I slowly open the door of my cabin and step outside on the front porch. The night is black, with only starlight shedding a subtle glow. I could cut the humid air outside with a knife. With the entire inside of my cabin lined in various kinds of wood, it stays fairly dry. The stark humid contrast to the outdoors is a sensory blast. The woods are dead still, and the constellation Orion is in the southern sky as it always is for my hunting in October. I stare up at it for a few moments and think. How awesome is my God.
As I began my northward walk to archery hunt, there is a faint setting crescent moon in the east but nary a hint of sunrise yet. The occasional rustle of popple leaves breaks the silence. They and the oaks are the only trees that still have leaves.
The leaves underfoot are silent with the damp heavy air. I decide to turn right back around and go back to the cabin to remove an underlayer of clothing since it is 65 degrees. The walk northward is totally silent, but even so, I jump two deer who snort at me several times as I stand still listening. I have clicked off my green Stylus flashlight. The deer wait silently, wanting to hear my noise again so as to identify me, but I do not accommodate them. Soon they are walking again. As I stand here in the dark, I think again, How awesome is my God.
That encounter busted my chance of getting to and at sitting in the south food plot undetected, so I continue further to a new tree stand I just put up, nestled in a fallen oak tree on the north 40. It is more of a firearms seasons stand than an archery stand, but I want to test my various stands to see where and when deer are moving so when I have hunter guests I can put them in good spots.

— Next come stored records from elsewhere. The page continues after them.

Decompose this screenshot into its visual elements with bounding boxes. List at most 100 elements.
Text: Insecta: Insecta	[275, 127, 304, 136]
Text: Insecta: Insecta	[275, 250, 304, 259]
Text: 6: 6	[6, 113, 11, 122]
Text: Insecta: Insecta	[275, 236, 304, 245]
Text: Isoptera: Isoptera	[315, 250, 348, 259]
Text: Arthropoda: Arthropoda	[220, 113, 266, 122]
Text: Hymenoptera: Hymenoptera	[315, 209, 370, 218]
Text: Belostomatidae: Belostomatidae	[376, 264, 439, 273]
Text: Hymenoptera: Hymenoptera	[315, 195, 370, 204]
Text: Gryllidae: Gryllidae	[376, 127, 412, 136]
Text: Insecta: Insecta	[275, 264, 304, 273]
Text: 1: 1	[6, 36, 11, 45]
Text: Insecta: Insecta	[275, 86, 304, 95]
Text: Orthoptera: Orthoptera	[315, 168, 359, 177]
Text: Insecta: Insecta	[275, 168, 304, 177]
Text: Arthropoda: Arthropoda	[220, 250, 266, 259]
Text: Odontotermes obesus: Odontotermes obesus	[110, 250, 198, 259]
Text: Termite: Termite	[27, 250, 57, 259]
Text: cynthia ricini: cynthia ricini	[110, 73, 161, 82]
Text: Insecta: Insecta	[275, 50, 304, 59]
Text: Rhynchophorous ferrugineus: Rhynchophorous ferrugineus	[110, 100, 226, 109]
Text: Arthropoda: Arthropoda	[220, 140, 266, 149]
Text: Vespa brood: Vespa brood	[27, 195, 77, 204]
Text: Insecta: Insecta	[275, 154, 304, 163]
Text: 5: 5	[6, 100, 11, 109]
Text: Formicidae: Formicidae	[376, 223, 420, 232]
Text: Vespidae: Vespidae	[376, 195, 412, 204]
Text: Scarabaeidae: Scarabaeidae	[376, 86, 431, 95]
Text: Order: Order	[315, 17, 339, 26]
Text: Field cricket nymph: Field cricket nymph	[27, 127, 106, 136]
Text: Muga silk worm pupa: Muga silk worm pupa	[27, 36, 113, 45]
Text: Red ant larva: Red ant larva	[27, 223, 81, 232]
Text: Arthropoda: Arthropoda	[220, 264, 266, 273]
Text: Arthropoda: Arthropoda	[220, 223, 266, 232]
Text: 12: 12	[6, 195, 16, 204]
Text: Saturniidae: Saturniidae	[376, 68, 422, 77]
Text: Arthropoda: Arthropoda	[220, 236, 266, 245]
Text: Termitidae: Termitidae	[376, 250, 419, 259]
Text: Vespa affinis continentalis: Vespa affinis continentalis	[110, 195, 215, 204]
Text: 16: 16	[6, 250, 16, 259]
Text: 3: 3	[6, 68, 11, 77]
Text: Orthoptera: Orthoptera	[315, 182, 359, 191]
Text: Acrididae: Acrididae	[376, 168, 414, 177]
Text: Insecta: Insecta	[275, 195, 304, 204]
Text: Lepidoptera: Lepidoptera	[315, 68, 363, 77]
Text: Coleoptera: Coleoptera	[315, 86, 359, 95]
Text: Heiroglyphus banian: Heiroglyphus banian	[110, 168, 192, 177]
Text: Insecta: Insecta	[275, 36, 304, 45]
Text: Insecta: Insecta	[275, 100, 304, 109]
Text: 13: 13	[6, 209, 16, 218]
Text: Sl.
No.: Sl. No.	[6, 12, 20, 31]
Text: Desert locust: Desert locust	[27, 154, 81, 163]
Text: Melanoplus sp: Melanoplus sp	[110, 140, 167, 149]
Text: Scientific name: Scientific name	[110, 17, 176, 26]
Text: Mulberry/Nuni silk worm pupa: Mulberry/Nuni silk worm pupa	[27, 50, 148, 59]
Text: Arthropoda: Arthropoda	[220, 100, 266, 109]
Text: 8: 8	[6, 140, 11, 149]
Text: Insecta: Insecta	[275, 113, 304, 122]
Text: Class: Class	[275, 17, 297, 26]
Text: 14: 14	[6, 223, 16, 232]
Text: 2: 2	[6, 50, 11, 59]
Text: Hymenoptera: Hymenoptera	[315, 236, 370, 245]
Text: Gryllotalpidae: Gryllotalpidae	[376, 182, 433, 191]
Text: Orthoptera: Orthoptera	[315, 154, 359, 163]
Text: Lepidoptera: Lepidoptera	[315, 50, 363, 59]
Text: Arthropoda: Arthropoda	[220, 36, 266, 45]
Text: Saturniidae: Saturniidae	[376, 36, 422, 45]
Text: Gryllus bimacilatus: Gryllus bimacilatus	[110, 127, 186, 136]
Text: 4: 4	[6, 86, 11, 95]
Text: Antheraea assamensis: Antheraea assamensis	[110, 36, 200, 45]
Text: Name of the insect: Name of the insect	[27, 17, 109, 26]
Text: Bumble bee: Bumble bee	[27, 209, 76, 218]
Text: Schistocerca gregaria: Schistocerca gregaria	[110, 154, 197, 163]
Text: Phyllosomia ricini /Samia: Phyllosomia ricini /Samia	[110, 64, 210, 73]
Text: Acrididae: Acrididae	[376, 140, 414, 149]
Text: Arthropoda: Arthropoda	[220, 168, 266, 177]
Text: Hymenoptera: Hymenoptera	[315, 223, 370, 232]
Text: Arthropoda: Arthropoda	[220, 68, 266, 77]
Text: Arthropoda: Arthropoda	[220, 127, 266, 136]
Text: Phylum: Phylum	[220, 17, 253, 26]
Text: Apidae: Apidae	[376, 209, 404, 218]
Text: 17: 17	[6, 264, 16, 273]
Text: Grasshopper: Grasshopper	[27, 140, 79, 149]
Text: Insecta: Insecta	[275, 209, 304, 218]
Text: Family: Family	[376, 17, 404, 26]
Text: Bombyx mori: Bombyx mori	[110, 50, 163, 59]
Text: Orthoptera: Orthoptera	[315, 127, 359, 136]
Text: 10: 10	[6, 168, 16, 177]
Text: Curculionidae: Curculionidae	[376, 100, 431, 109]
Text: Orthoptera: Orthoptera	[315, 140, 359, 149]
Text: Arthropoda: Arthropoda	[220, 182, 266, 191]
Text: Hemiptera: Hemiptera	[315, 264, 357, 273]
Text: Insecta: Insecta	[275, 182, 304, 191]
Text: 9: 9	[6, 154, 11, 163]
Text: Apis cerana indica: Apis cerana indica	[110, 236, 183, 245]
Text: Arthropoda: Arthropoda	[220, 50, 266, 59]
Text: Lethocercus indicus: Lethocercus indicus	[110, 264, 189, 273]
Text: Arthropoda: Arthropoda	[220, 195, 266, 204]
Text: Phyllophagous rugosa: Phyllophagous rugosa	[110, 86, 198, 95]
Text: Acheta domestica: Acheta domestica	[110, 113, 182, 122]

I stand at the base of my tree in the dark and grab hold of the tree. I can smell the moist oak bark of the tree and the wet leaves around me as I inch up, step by step. Ascending in silence, I settle in and watch the sunrise. I lean my head back and close my eyes. How awesome is my God. the thought comes again.
There are no deer today, but plenty of squirrledge. By 9am it appears as though nothing is going to happen, so I still-hunt back to camp, taking one hour to creep slowly rather than the usual ten minutes the walk to camp would usually take. Besides flushing several grouse and sneaking up on a couple of squirrels, the trek back is uneventful. The air is uncharacteristically heavy for October and the sun is beginning to poke hazily through the horizon of soaring trees all around me. The forest floor last week was brilliant yellow and red with the fresh fallen leaves. Now it has aged to that amber monochrome of fall. I walk softly, like a bear, testing each step to avoid snapping a twig underfoot. I have an arrow nocked in the event I jump something worth shooting.
God's creation is a signature of how awesome He is. There is not a time I am out in it, that I am not stunned to appreciative silence of every nuance and smell of it. Every tiny detail, the magnificence of the heavens, the majesty of aged oaks, the gnarled roots of trees toppled by tornadoes, tiny orange mushrooms or a squirrel staring me down in uncertainly of what I am. There are times when I am led to simply fall to my knees in the middle of the woods with my arm upstretched to my Abba Father, in praise and thanks to Him for the privilege of partaking in His creation. Being an archery hunter means mostly being in this nature wonderland alone, but what better way to worship my Awesome God.